From July 1984 until September 1988 he was an audit partner with Price Waterhouse in Africa, and is a UK qualified accountant (FCCA).
From January 1989 until May 1998 Sohail was vice president of Citibank London. He was with the Financial Institutions Group until 1996, where his international business and product development activities included tailored principal-protected managed futures, commodities, hedge funds and equity derivative-linked investments for fund distributors in Europe and Japan. He managed a team focused on structuring customised principal-protected multi-strategy hedge funds.
He later joined Citibank's Alternative Investment Strategies Group, which formed part of Citibank Global Asset Management. There he was a director, and his responsibilities included business development and the distribution of multi-strategy hedge funds and collateralised high yield debt (CDO) funds to institutional investors and financial intermediaries in Europe and the Middle East . He was also a member of Citi's hedge funds policy and strategy committee, which was responsible for the fiduciary oversight of selected hedge fund managers.

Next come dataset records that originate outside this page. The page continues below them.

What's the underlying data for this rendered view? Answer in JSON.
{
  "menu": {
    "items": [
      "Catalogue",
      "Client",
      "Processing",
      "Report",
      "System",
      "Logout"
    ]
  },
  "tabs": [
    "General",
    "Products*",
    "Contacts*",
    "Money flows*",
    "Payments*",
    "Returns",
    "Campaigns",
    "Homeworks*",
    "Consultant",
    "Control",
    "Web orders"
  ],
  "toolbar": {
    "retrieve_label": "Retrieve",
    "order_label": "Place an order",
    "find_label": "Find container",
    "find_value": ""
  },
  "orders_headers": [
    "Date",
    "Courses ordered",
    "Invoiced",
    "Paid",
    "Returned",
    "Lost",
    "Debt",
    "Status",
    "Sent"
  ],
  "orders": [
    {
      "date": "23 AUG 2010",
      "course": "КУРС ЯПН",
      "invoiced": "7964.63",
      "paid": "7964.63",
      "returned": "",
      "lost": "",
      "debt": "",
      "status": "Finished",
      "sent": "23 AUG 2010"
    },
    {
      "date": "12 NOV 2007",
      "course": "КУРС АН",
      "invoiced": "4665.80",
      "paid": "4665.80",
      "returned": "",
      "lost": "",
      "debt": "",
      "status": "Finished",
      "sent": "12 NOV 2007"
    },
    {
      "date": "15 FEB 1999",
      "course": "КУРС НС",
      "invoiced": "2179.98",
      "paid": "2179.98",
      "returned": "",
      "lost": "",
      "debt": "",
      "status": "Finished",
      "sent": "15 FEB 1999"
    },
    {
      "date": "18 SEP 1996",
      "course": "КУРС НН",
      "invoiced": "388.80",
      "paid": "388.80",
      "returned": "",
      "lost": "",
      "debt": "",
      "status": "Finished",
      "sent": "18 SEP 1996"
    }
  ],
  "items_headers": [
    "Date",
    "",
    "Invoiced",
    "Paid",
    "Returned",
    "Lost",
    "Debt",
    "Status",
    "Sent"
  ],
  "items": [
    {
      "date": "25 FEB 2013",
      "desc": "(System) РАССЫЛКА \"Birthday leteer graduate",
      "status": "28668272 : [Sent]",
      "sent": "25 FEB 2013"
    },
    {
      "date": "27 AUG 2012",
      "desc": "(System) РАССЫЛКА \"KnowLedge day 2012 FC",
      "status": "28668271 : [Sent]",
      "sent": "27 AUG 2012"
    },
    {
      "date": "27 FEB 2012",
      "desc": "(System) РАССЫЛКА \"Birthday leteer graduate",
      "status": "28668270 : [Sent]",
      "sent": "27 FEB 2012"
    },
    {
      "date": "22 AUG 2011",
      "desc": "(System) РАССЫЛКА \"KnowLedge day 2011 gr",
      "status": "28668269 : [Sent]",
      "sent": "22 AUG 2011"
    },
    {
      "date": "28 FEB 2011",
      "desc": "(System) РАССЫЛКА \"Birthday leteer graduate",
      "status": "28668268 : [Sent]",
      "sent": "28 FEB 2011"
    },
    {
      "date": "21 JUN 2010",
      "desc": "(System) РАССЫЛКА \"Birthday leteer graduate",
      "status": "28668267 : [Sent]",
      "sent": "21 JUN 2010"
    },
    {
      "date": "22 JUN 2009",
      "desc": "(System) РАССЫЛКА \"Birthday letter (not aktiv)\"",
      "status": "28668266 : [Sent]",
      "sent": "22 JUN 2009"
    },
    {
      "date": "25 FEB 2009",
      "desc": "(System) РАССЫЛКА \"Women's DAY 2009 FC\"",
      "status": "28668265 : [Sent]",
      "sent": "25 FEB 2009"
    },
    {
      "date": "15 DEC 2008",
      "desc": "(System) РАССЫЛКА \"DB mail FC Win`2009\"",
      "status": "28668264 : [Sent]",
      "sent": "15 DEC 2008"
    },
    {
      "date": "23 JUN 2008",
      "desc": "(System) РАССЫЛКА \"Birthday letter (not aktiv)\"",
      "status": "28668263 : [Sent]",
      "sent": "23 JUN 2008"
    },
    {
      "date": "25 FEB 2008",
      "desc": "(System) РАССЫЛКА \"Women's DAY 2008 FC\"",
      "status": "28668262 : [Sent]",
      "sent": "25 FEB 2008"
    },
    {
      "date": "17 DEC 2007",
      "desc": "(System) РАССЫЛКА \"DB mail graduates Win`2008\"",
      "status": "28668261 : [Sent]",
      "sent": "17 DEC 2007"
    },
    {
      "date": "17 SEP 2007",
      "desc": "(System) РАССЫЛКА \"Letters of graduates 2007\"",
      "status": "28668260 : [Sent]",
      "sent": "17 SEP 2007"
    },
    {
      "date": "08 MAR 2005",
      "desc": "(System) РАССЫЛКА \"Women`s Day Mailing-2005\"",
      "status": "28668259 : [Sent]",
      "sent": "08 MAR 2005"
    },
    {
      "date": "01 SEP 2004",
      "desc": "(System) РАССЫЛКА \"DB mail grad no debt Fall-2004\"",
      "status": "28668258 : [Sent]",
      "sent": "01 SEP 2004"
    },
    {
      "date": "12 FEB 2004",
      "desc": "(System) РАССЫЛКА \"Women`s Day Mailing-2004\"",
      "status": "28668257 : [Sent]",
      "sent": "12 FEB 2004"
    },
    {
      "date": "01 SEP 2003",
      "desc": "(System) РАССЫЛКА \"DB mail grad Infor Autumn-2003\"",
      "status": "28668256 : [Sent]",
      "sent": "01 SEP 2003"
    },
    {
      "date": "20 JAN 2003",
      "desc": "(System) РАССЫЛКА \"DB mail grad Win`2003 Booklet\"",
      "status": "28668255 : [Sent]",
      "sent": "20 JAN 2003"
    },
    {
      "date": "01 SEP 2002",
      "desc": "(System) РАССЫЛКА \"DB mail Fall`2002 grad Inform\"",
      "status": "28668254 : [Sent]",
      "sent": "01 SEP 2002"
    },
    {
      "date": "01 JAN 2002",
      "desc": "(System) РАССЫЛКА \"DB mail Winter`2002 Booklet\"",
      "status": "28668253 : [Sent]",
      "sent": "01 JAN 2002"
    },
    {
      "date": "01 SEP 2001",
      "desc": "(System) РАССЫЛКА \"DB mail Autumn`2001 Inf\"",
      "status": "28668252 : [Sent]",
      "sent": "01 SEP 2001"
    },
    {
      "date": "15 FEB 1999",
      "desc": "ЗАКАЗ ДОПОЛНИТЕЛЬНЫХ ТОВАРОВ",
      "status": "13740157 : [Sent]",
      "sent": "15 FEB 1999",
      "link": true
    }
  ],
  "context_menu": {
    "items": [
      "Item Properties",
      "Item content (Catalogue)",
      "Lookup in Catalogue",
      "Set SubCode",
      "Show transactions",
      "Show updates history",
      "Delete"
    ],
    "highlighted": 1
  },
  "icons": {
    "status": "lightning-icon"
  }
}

From June 1998 until June 1999 Sohail was senior vice president within the International Mutual Funds Group of Scudder, Stevens and Clark Ltd, London, and was responsible for international product development in Europe and Japan. He is currently a council member of the Alternative Investment Management Association (AIMA) and chairman of the Middle East chapter. He also served as chairman of AIMA for two consecutive terms for the period 1997 to 2000.
He has published extensively on alternative investments, including editing Alternative Investment Strategies and Funds of Hedge Funds for Professional Investors and Managers, and contributing chapters to Evaluating and Implementing Hedge Fund Strategies (second and third editions) and The New Generation of Risk Management for Hedge Funds and Private Equity Investments, all published by Euromoney Books.